George Washington Papers

General Orders, 11 January 1778

General Orders

Head Quarters V. Forge Jany 11th 1778.

Parole: Countersign:

At a General Court Martial held 3rd instant in Lord Stirling’s division, whereof Lt Coll Brearly was President, John Rea Quarter-Master in 6th Pennsylvania Regiment charged with fraudulent Practices in said Regiment, ordering Lieutt Gibbons in the Provost, and behavior unbecoming the character of an Officer or a Gentlemen—was tried—and by the unanimous opinion of the Court was found guilty of a breach of 21st Article of 14th section of the articles of War and sentenced to be discharged from the service.1

At the same Court held 6th instant, was tried Lieutt Hays of 12th Pennsylvania Regt charged with breaking open officers Chests at Bethlehem & ungentlemanlike behaviour. The Court unanimously acquit him of the first charge, but find him guilty of a breach of 5th Article of 18th Section of the articles of War & sentence him to be dismissed from the service.2

The Commander in Chief approves both these sentences & orders them to be carried into execution accordingly.

Varick transcript, DLC:GW.

Brig. Gen.
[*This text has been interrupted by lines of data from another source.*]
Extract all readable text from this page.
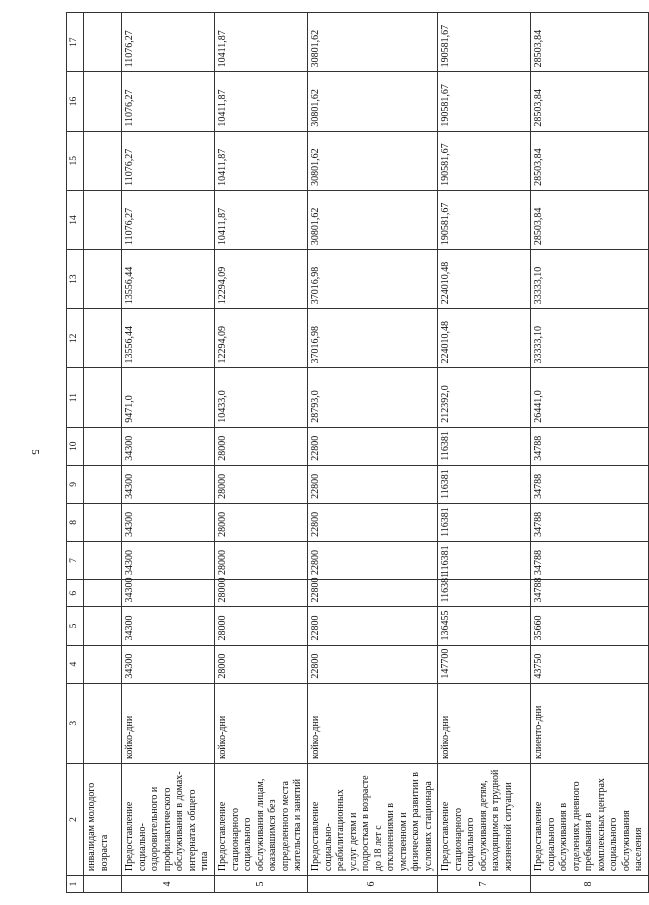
5
1	2	3	4	5	6	7	8	9	10	11	12	13	14	15	16	17
	инвалидам молодого возраста															
4	Предоставление социально-оздоровительного и профилактического обслуживания в домах-интернатах общего типа	койко-дни	34300	34300	34300	34300	34300	34300	34300	9471,0	13556,44	13556,44	11076,27	11076,27	11076,27	11076,27
5	Предоставление стационарного социального обслуживания лицам, оказавшимся без определенного места жительства и занятий	койко-дни	28000	28000	28000	28000	28000	28000	28000	10433,0	12294,09	12294,09	10411,87	10411,87	10411,87	10411,87
6	Предоставление социально-реабилитационных услуг детям и подросткам в возрасте до 18 лет с отклонениями в умственном и физическом развитии в условиях стационара	койко-дни	22800	22800	22800	22800	22800	22800	22800	28793,0	37016,98	37016,98	30801,62	30801,62	30801,62	30801,62
7	Предоставление стационарного социального обслуживания детям, находящимся в трудной жизненной ситуации	койко-дни	147700	136455	116381	116381	116381	116381	116381	212392,0	224010,48	224010,48	190581,67	190581,67	190581,67	190581,67
8	Предоставление социального обслуживания в отделениях дневного пребывания в комплексных центрах социального обслуживания населения	клиенто-дни	43750	35660	34788	34788	34788	34788	34788	26441,0	33333,10	33333,10	28503,84	28503,84	28503,84	28503,84
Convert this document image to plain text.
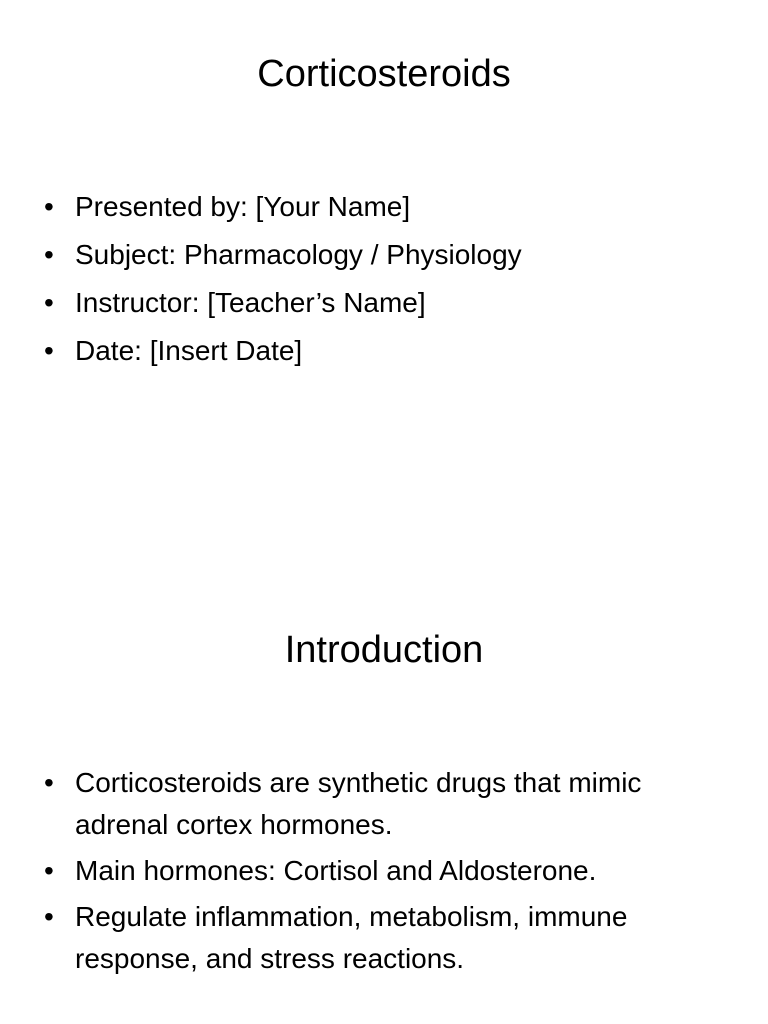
Corticosteroids
• Presented by: [Your Name]
• Subject: Pharmacology / Physiology
• Instructor: [Teacher’s Name]
• Date: [Insert Date]
Introduction
• Corticosteroids are synthetic drugs that mimic adrenal cortex hormones.
• Main hormones: Cortisol and Aldosterone.
• Regulate inflammation, metabolism, immune response, and stress reactions.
Edward Hand’s orderly book includes additional orders for a party of fifty-four men “to parade at sunrise to-morrow morning in front of the 2d Pensyla brigade & thence march to Fatland ford” and directions that “so many days fresh Provisions are to be issued to the Troops to Morrow morning, as will complete them to Wednesday next [14Jan.] inclusively” (DNA: RG 93, Orderly Books, 1775–1783, vol. 20). Henry Melchior Muhlenberg wrote in his journal on this date that “Early today a heavy snowfall began and continued throughout the day to a depth of over a foot” (Tappert and Doberstein, Muhlenberg Journals description begins Theodore G. Tappert and John W. Doberstein, trans. and eds. The Journals of Henry Melchior Muhlenberg. 3 vols. Philadelphia, 1942–58. description ends , 3:121).

1John Rea (Rhea) had been quartermaster of the 6th Pennsylvania Regiment since March 1777. James Gibbons (c.1758–1835) of Philadelphia became an ensign in the 5th Pennsylvania Regiment in January 1776, was taken prisoner at Fort Washington in November of that year, and was appointed a first lieutenant in the 6th Pennsylvania Regiment in February 1777. In July 1779, while acting as an aide to Gen. William Irvine, Gibbons was thanked by Congress and given the rank of captain by brevet for his conduct during the attack on Stony Point, N.Y. (JCC description begins Worthington Chauncey Ford et al., eds. Journals of the Continental Congress, 1774-1789. 34 vols. Washington, D.C., 1904–37. description ends , 14:890). He resigned in May 1781. Section 14, article 21 of the articles of war, passed by Congress on 20 Sept. 1776, decrees that “Whatsoever commissioned officer shall be convicted, before a general court-martial, of behaving in a scandalous, infamous manner, such as is unbecoming the character of an officer and a gentleman, shall be discharged from the service” (ibid., 5:804).

2John Hays had been appointed a second lieutenant in the 12th Pennsylvania Regiment in October 1776. Section 18, article 5 of the articles of war provides for officers and soldiers guilty of “disorders and neglects . . . to the prejudice of good order and military discipline” not mentioned in other articles of war to be tried “by a general or regimental court-martial, according to the nature and degree of the offence, and be punished at their discretion” (ibid., 5:807).